Restrictionists assume a zero-sum math for workers: A job gain for a foreigner is a job loss for an American. By that logic every college graduate who enters the job market would be cause for mourning. But that’s backward, given that skilled individuals create, not take away, jobs, and no economy succeeds by shackling qualified people.

These women are qualified because educated people tend to marry other educated people. The majority of H-4 women have college degrees, according to a 2014 survey by blogger Rashi Bhatnagar, herself an H-4 visa holder. They also happen to be between the ages of 26 and 35 — peak productive years. It would be far better for the economy to accommodate their ambitions and turn them into productive, taxpaying individuals.

Not letting them do so is a personal tragedy for them. But it also turns the restrictionist worry that immigrants today prefer to live transnational lives rather than assimilate into a self-fulfilling prophecy. A job is not just income. It is also an assimilation programme because it offers an entry into a new culture and a chance to form new friendships.

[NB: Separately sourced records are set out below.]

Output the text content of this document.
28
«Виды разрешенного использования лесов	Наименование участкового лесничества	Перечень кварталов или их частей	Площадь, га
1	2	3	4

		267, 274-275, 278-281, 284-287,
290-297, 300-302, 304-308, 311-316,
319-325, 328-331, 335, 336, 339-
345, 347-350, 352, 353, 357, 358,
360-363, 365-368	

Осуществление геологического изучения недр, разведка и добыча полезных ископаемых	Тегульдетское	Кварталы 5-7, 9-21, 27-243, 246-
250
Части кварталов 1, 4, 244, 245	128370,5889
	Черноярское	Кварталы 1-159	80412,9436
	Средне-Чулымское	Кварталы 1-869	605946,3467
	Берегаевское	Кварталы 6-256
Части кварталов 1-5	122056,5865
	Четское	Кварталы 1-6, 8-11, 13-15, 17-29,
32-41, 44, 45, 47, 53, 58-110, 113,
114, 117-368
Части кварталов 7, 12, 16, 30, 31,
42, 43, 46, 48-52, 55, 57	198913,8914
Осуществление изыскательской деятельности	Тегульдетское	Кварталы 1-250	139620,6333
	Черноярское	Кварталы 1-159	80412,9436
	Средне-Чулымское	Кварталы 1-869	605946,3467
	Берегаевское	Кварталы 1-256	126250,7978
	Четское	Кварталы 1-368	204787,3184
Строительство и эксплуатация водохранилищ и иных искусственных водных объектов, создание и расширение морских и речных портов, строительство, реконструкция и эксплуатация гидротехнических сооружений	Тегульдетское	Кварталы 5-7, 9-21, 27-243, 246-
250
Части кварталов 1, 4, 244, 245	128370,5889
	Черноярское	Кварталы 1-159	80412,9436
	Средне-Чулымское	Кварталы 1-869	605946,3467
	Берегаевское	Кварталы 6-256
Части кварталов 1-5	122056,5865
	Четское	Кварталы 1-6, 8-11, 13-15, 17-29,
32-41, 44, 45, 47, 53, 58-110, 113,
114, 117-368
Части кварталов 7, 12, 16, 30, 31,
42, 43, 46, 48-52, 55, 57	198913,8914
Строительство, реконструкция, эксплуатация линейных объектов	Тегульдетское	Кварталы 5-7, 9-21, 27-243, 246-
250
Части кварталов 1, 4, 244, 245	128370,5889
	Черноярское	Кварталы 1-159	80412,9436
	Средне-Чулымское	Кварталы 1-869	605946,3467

Because getting a green card took only a few years when I came, I, like many other spouses in my situation, used that time to obtain a graduate degree and build skills in preparation for entering the job market. However, what would be the point of investing that kind of time and effort in an advanced degree if there is so little certainty that it would actually offer a return one day? Many H-4 wives I know end up staying at home, Skyping with friends and family back home to escape the boredom and isolation of being confined to a “gilded cage” — their description of their life in America.

I remember feeling an exhilarating world of opportunities open up before me when I got my green card. It is sad — and senseless — that Trump is so determined to prevent others like me from experiencing the full promise of America and participating fully in American life.

— New York Times News Service

Shikha Dalmia is a columnist and senior policy analyst.